I also used a copy of Allison’s notebook. With Allison’s notebook, I was able to use spacy. Spacy gave me my entities, as well as actions, verbs, objects, etc… which I used as an input for Tracery.
I made a couple of tests to see how it would go. And I think it went pretty well.
AND MY FAVORITE (which sadly I got too excited to remember to even screenshot):
“An interactive installation that facilitates collaboration between a human and a puddle of alcohol.”
Other remarkable examples:
A bisexual fisherman falls in love with the use of CCTV.
A professor reads a poem about an arduino that can destroy metaphysics.
A new life as a performance.
A theologian discovers that Wikipedia does not exist.
The dancer’s body is extended and manipulated as a tool to quantify the world.
An interactive installation and performance inspired by light rays traveling in a latent space of situations.
A project explores possible alternatives of how we experience the materiality of nature through the mediums of fiction.
Exploring behavior-based design systems that are self-aware, mobile, and self-structure / assemble.
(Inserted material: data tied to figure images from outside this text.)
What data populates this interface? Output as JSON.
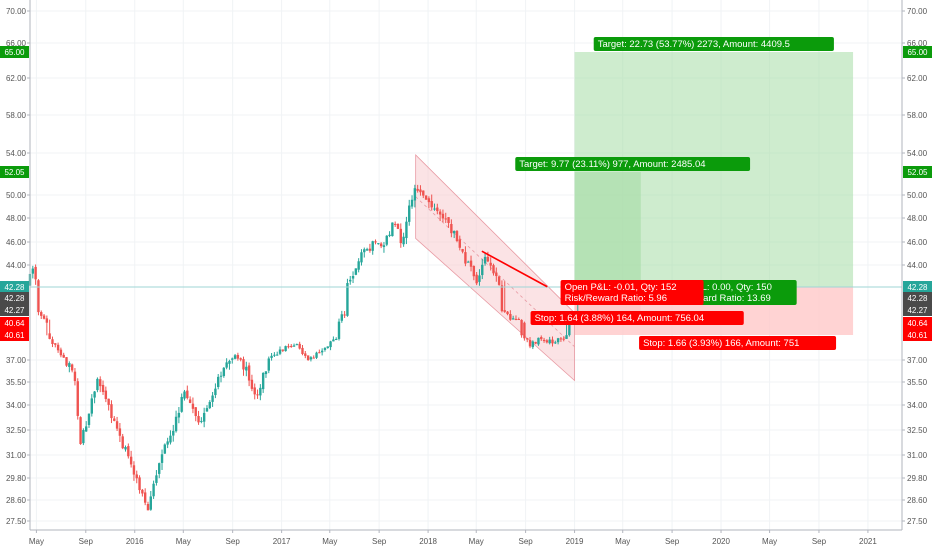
{
  "chart_data": {
    "type": "candlestick",
    "title": "",
    "grid": true,
    "colors": {
      "up": "#26a69a",
      "down": "#ef5350",
      "target_zone": "#a5dca5",
      "stop_zone": "#ffc8c8",
      "channel": "#f8c8cc",
      "label_green": "#0b9b0b",
      "label_red": "#ff0000",
      "label_dark": "#4a4a4a",
      "price_line": "#9fd6d6"
    },
    "y_axis": {
      "ticks": [
        "70.00",
        "66.00",
        "62.00",
        "58.00",
        "54.00",
        "50.00",
        "48.00",
        "46.00",
        "44.00",
        "37.00",
        "35.50",
        "34.00",
        "32.50",
        "31.00",
        "29.80",
        "28.60",
        "27.50"
      ],
      "badges": [
        {
          "text": "65.00",
          "value": 65.0,
          "color": "#0b9b0b"
        },
        {
          "text": "52.05",
          "value": 52.05,
          "color": "#0b9b0b"
        },
        {
          "text": "42.28",
          "value": 42.28,
          "color": "#26a69a"
        },
        {
          "text": "42.28",
          "value": 42.28,
          "color": "#4a4a4a"
        },
        {
          "text": "42.27",
          "value": 42.27,
          "color": "#4a4a4a"
        },
        {
          "text": "40.64",
          "value": 40.64,
          "color": "#ff0000"
        },
        {
          "text": "40.61",
          "value": 40.61,
          "color": "#ff0000"
        }
      ]
    },
    "x_axis": {
      "ticks": [
        "May",
        "Sep",
        "2016",
        "May",
        "Sep",
        "2017",
        "May",
        "Sep",
        "2018",
        "May",
        "Sep",
        "2019",
        "May",
        "Sep",
        "2020",
        "May",
        "Sep",
        "2021"
      ]
    },
    "ohlc_anchors": [
      [
        "2015-04-15",
        42.5
      ],
      [
        "2015-05-01",
        43.8
      ],
      [
        "2015-05-20",
        41.5
      ],
      [
        "2015-06-15",
        39.8
      ],
      [
        "2015-07-10",
        37.3
      ],
      [
        "2015-08-10",
        36.0
      ],
      [
        "2015-08-24",
        31.5
      ],
      [
        "2015-09-15",
        33.5
      ],
      [
        "2015-10-10",
        35.8
      ],
      [
        "2015-11-01",
        34.0
      ],
      [
        "2015-12-01",
        32.0
      ],
      [
        "2016-01-10",
        30.0
      ],
      [
        "2016-02-10",
        28.0
      ],
      [
        "2016-03-01",
        30.0
      ],
      [
        "2016-04-10",
        32.5
      ],
      [
        "2016-05-10",
        34.8
      ],
      [
        "2016-06-15",
        33.0
      ],
      [
        "2016-07-10",
        34.0
      ],
      [
        "2016-08-10",
        36.0
      ],
      [
        "2016-09-10",
        37.5
      ],
      [
        "2016-10-10",
        36.5
      ],
      [
        "2016-11-05",
        34.5
      ],
      [
        "2016-12-10",
        37.3
      ],
      [
        "2017-01-10",
        38.5
      ],
      [
        "2017-02-10",
        39.3
      ],
      [
        "2017-03-20",
        37.0
      ],
      [
        "2017-04-20",
        38.5
      ],
      [
        "2017-05-20",
        39.8
      ],
      [
        "2017-06-20",
        42.5
      ],
      [
        "2017-07-20",
        44.5
      ],
      [
        "2017-08-20",
        45.8
      ],
      [
        "2017-09-20",
        46.0
      ],
      [
        "2017-10-15",
        47.5
      ],
      [
        "2017-11-05",
        46.0
      ],
      [
        "2017-11-25",
        49.8
      ],
      [
        "2017-12-15",
        50.5
      ],
      [
        "2018-01-10",
        49.0
      ],
      [
        "2018-02-10",
        48.0
      ],
      [
        "2018-03-10",
        47.0
      ],
      [
        "2018-04-10",
        44.5
      ],
      [
        "2018-05-10",
        42.8
      ],
      [
        "2018-06-01",
        44.8
      ],
      [
        "2018-07-01",
        42.6
      ],
      [
        "2018-08-01",
        41.2
      ],
      [
        "2018-09-01",
        40.6
      ],
      [
        "2018-09-20",
        39.2
      ],
      [
        "2018-10-15",
        40.2
      ],
      [
        "2018-11-15",
        39.5
      ],
      [
        "2018-12-10",
        40.2
      ],
      [
        "2019-01-15",
        41.8
      ]
    ],
    "channel": {
      "top": [
        [
          "2017-12-01",
          53.8
        ],
        [
          "2019-01-01",
          41.9
        ]
      ],
      "bottom": [
        [
          "2017-12-01",
          46.3
        ],
        [
          "2019-01-01",
          35.6
        ]
      ]
    },
    "trend_line": [
      [
        "2018-05-15",
        45.2
      ],
      [
        "2018-10-25",
        42.3
      ]
    ],
    "positions": [
      {
        "entry": 42.28,
        "target": 65.0,
        "stop": 40.61,
        "start": "2019-01-01",
        "end": "2020-11-25",
        "target_label": "Target: 22.73 (53.77%) 2273, Amount: 4409.5",
        "stop_label": "Stop: 1.66 (3.93%) 166, Amount: 751",
        "info_lines": [
          "Open P&L: 0.00, Qty: 150",
          "Risk/Reward Ratio: 13.69"
        ]
      },
      {
        "entry": 42.28,
        "target": 52.05,
        "stop": 40.64,
        "start": "2019-01-01",
        "end": "2019-06-15",
        "target_label": "Target: 9.77 (23.11%) 977, Amount: 2485.04",
        "stop_label": "Stop: 1.64 (3.88%) 164, Amount: 756.04",
        "info_lines": [
          "Open P&L: -0.01, Qty: 152",
          "Risk/Reward Ratio: 5.96"
        ]
      }
    ]
  }
}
To compensate for the lack of material I had from the Blog, I had to duplicate those entries several times, as well as some of the examples shown before. By the end it came out to a 3200(MRbot) vs. 1600 entries.(creativeappsnet + handpicked generated).
So I came around this talk by Kate Compton (creator of Tracery) who gave the most enlightening talk about procedural generation, and it occurred to me I did not want to leave the output of this experiment only in text.
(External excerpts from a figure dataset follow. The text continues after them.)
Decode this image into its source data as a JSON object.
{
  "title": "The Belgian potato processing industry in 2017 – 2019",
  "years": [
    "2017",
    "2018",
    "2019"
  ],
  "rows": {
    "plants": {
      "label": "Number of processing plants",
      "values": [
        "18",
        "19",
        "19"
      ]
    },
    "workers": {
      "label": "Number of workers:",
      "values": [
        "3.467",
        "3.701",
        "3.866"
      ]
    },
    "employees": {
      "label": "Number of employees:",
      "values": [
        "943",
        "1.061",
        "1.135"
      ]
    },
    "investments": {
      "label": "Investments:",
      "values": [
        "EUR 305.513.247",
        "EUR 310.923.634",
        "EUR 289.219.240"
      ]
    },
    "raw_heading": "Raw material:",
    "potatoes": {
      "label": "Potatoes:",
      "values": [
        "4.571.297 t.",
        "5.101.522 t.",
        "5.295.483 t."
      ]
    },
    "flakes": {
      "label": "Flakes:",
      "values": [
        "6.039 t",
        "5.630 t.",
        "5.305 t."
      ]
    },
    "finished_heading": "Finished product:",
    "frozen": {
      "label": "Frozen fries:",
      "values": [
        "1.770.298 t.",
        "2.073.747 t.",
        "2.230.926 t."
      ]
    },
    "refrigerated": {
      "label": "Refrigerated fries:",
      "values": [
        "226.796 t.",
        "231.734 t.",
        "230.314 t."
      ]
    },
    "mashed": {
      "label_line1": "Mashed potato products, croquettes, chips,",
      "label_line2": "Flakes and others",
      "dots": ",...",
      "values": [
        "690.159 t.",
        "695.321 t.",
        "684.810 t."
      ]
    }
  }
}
So through this VR experiment I wanted to include several elements I became captivated by during the semester….such as the sense of waiting present in Epitaph, or the idea of spatial(enviromental) storytelling in Bitsy. Also, I felt some of these ideas were brilliant, and on a computer screen I seemed to get distracted with my other 127 tabs.
So ideally, you would be able to walk to other beams of light which generate text with other parameter values. ( If I was to use GPT-2 for example, each beam on a row would contain +0.1 in the temperature parameter). You would be able to pick up some of these and keep them.